Mauméjean est la signature en nom collectif de maîtres-verriers et mosaïstes, dont les activités se déroulent, dans leurs ateliers, sur trois générations.

Les Mauméjean forment une dynastie de maîtres-verriers qui s'est éteinte au milieu du XXe siècle :

  • Joseph Mauméjean né à Dax en 1809 et mort le , peintre sur faïence, est à l'origine de la lignée.
    • Jules Pierre Mauméjean (né en 1837 à Saint-Esprit. et mort en 1909 à Saint-Sébastien), peintre et maître verrier.
      • Joseph Jules Edmond Mauméjean, dit José (1869-1952), peintre et maître verrier.
        • Marie Mauméjean
        • Georges Mauméjean, (1902-1970), peintre sur verre.
        • Jean Simon Henri Mauméjean, dit Henri (1871- Madrid 1932), peintre et maître verrier.
        • Léon Ernest Thomas Mauméjean, dit Léon (1878- Paris 1921), peintre et maître verrier.
        • Marie-Thérèse, Gabrielle, Blanche Mauméjean, dite Thérèse
        • Charles Émile Joseph Mauméjean, dit Carl (1888 - Paris 1957), peintre et maître verrier.

Autre membres :

  • Xavier Mauméjean (1963-), écrivain.
  • Pamela Farland (1951-), artisan bijoutier.
  • Catherine Folatre (1944-) artiste peintre.

Histoire des Ateliers

L'histoire des ateliers est aussi celle des maîtres verriers de la dynastie Mauméjean.

Le fondateur

Vitrail réalisé en 1887 par Jules dans l'église Notre-Dame-de-l'Assomption de Cauterets.

Elle débute avec Jules Pierre Mauméjean qui devient peintre-verrier après avoir reçu sa formation artistique de son père Joseph et son grand-père maternel, Jacques Dufau, tous deux peintres sur faïence.

Il complète sa formation dans l'école des beaux-arts de Bordeaux et aux Beaux-Arts de Paris et divers ateliers de verriers.

En 1860 Jules Pierre Mauméjean, alors âgé de 23 ans, établit, à Pau, son premier atelier[1], la Manufacture Mauméjean dont la raison commerciale est : « Manufacture de vitraux pour églises et oratoires.
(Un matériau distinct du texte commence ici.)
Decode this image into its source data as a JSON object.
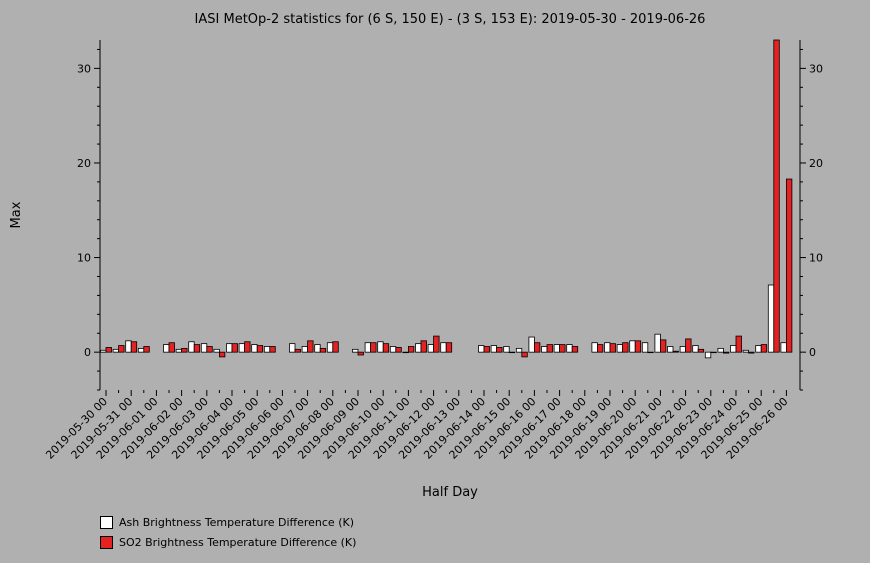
{
  "chart_data": {
    "type": "bar",
    "title": "IASI MetOp-2 statistics for (6 S, 150 E) - (3 S, 153 E): 2019-05-30 - 2019-06-26",
    "xlabel": "Half Day",
    "ylabel": "Max",
    "ylim": [
      -4,
      33
    ],
    "yticks": [
      0,
      10,
      20,
      30
    ],
    "x_tick_labels": [
      "2019-05-30 00",
      "2019-05-31 00",
      "2019-06-01 00",
      "2019-06-02 00",
      "2019-06-03 00",
      "2019-06-04 00",
      "2019-06-05 00",
      "2019-06-06 00",
      "2019-06-07 00",
      "2019-06-08 00",
      "2019-06-09 00",
      "2019-06-10 00",
      "2019-06-11 00",
      "2019-06-12 00",
      "2019-06-13 00",
      "2019-06-14 00",
      "2019-06-15 00",
      "2019-06-16 00",
      "2019-06-17 00",
      "2019-06-18 00",
      "2019-06-19 00",
      "2019-06-20 00",
      "2019-06-21 00",
      "2019-06-22 00",
      "2019-06-23 00",
      "2019-06-24 00",
      "2019-06-25 00",
      "2019-06-26 00"
    ],
    "series": [
      {
        "name": "Ash Brightness Temperature Difference (K)",
        "color": "#ffffff",
        "values": [
          0.2,
          0.3,
          1.2,
          0.4,
          null,
          0.8,
          0.3,
          1.1,
          0.9,
          0.3,
          0.9,
          0.9,
          0.8,
          0.6,
          null,
          0.9,
          0.6,
          0.8,
          1.0,
          null,
          0.3,
          1.0,
          1.1,
          0.6,
          0.0,
          0.9,
          0.8,
          1.0,
          null,
          null,
          0.7,
          0.7,
          0.6,
          0.4,
          1.6,
          0.6,
          0.8,
          0.8,
          null,
          1.0,
          1.0,
          0.8,
          1.2,
          1.0,
          1.9,
          0.6,
          0.6,
          0.7,
          -0.6,
          0.4,
          0.7,
          0.2,
          0.7,
          7.1,
          1.0
        ]
      },
      {
        "name": "SO2 Brightness Temperature Difference (K)",
        "color": "#e52222",
        "values": [
          0.5,
          0.7,
          1.1,
          0.6,
          null,
          1.0,
          0.4,
          0.8,
          0.6,
          -0.5,
          0.9,
          1.1,
          0.7,
          0.6,
          null,
          0.3,
          1.2,
          0.4,
          1.1,
          null,
          -0.3,
          1.0,
          0.9,
          0.5,
          0.6,
          1.2,
          1.7,
          1.0,
          null,
          null,
          0.6,
          0.5,
          0.0,
          -0.5,
          1.0,
          0.8,
          0.8,
          0.6,
          null,
          0.8,
          0.9,
          1.0,
          1.2,
          0.0,
          1.3,
          0.1,
          1.4,
          0.3,
          0.0,
          -0.1,
          1.7,
          -0.1,
          0.8,
          33.0,
          18.3
        ]
      }
    ]
  }
}
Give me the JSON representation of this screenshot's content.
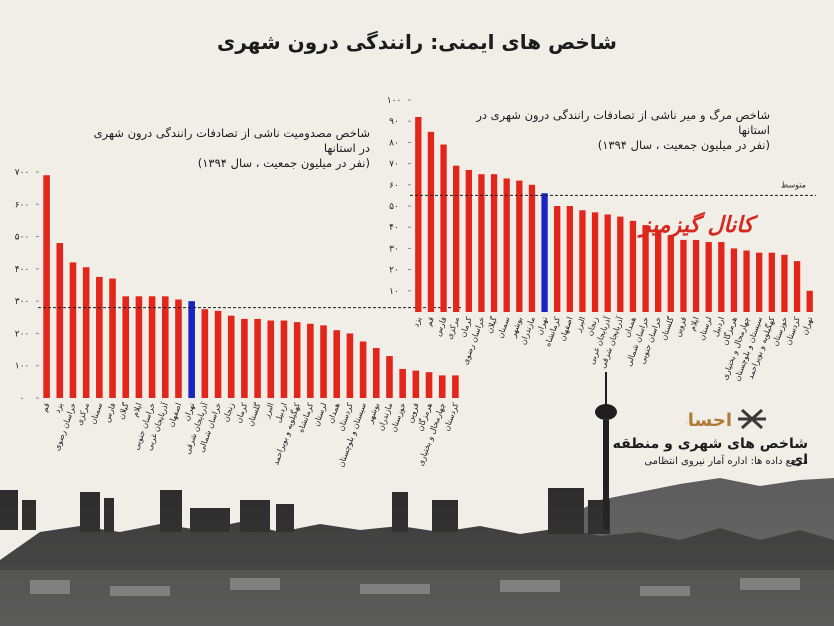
{
  "title": "شاخص های ایمنی: رانندگی درون شهری",
  "watermark": "کانال گیزمیز",
  "brand": {
    "name": "شاخص های شهری و منطقه ای",
    "source": "مرجع داده ها: اداره آمار نیروی انتظامی",
    "logo_text": "احسان"
  },
  "colors": {
    "bar": "#e2261c",
    "highlight": "#1b23c4",
    "avg_line": "#1c1c1c"
  },
  "chart_data": [
    {
      "id": "injury",
      "type": "bar",
      "title": "شاخص مصدومیت ناشی از تصادفات رانندگی درون شهری در استانها",
      "subtitle": "(نفر در میلیون جمعیت ، سال ۱۳۹۴)",
      "ylim": [
        0,
        700
      ],
      "yticks": [
        "۰",
        "۱۰۰",
        "۲۰۰",
        "۳۰۰",
        "۴۰۰",
        "۵۰۰",
        "۶۰۰",
        "۷۰۰"
      ],
      "ytick_values": [
        0,
        100,
        200,
        300,
        400,
        500,
        600,
        700
      ],
      "average": 280,
      "highlight": "تهران",
      "categories": [
        "قم",
        "یزد",
        "خراسان رضوی",
        "مرکزی",
        "سمنان",
        "فارس",
        "گیلان",
        "ایلام",
        "خراسان جنوبی",
        "آذربایجان غربی",
        "اصفهان",
        "تهران",
        "آذربایجان شرقی",
        "خراسان شمالی",
        "زنجان",
        "کرمان",
        "گلستان",
        "البرز",
        "اردبیل",
        "کهگیلویه و بویراحمد",
        "کرمانشاه",
        "لرستان",
        "همدان",
        "کردستان",
        "سیستان و بلوچستان",
        "بوشهر",
        "مازندران",
        "خوزستان",
        "قزوین",
        "هرمزگان",
        "چهارمحال و بختیاری",
        "کردستان"
      ],
      "values": [
        690,
        480,
        420,
        405,
        375,
        370,
        315,
        315,
        315,
        315,
        305,
        300,
        275,
        270,
        255,
        245,
        245,
        240,
        240,
        235,
        230,
        225,
        210,
        200,
        175,
        155,
        130,
        90,
        85,
        80,
        70,
        70
      ]
    },
    {
      "id": "death",
      "type": "bar",
      "title": "شاخص مرگ و میر ناشی از تصادفات رانندگی درون شهری در استانها",
      "subtitle": "(نفر در میلیون جمعیت ، سال ۱۳۹۴)",
      "ylim": [
        0,
        100
      ],
      "yticks": [
        "۱۰",
        "۲۰",
        "۳۰",
        "۴۰",
        "۵۰",
        "۶۰",
        "۷۰",
        "۸۰",
        "۹۰",
        "۱۰۰"
      ],
      "ytick_values": [
        10,
        20,
        30,
        40,
        50,
        60,
        70,
        80,
        90,
        100
      ],
      "average": 55,
      "average_label": "متوسط",
      "highlight": "تهران",
      "categories": [
        "یزد",
        "قم",
        "فارس",
        "مرکزی",
        "کرمان",
        "خراسان رضوی",
        "گیلان",
        "سمنان",
        "بوشهر",
        "مازندران",
        "تهران",
        "کرمانشاه",
        "اصفهان",
        "البرز",
        "زنجان",
        "آذربایجان غربی",
        "آذربایجان شرقی",
        "همدان",
        "خراسان شمالی",
        "خراسان جنوبی",
        "گلستان",
        "قزوین",
        "ایلام",
        "لرستان",
        "اردبیل",
        "هرمزگان",
        "چهارمحال و بختیاری",
        "سیستان و بلوچستان",
        "کهگیلویه و بویراحمد",
        "خوزستان",
        "کردستان",
        "تهران"
      ],
      "values": [
        92,
        85,
        79,
        69,
        67,
        65,
        65,
        63,
        62,
        60,
        56,
        50,
        50,
        48,
        47,
        46,
        45,
        43,
        41,
        38,
        36,
        34,
        34,
        33,
        33,
        30,
        29,
        28,
        28,
        27,
        24,
        10
      ]
    }
  ]
}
Fournitures pour enseignes et étendards. Peintures murales. Installation de stores pour appartement remplaçant avantageusement les persiennes. »

En 1890 Jules installe un atelier à Anglet, dans le quartier des Sept-Cantons[2]. En 1893, l’atelier est déplacé à Biarritz[3].

Les ateliers de Jules Mauméjean équipent de vitraux bon nombre d’églises[4], d’établissements publics [5], et de maisons particulières, d'abord en Béarn et au Pays basque, puis, la notoriété venant, dans le Sud-Ouest. Ses relations avec les cercles madrilènes lui fournissent de nombreuses commandes si bien qu'il établit des ateliers (Madrid et Saint-Sébastien puis Barcelone) et finit par devenir le maître-verrier officiel de la Maison Royale d’Alphonse XII.

Les maîtres-verriers

Jules Pierre Mauméjean se marie avec Marie Honorine Lalanne et ils ont cinq enfants, tous nés à Pau : Joseph, Henri, Léon, Marie et Charles.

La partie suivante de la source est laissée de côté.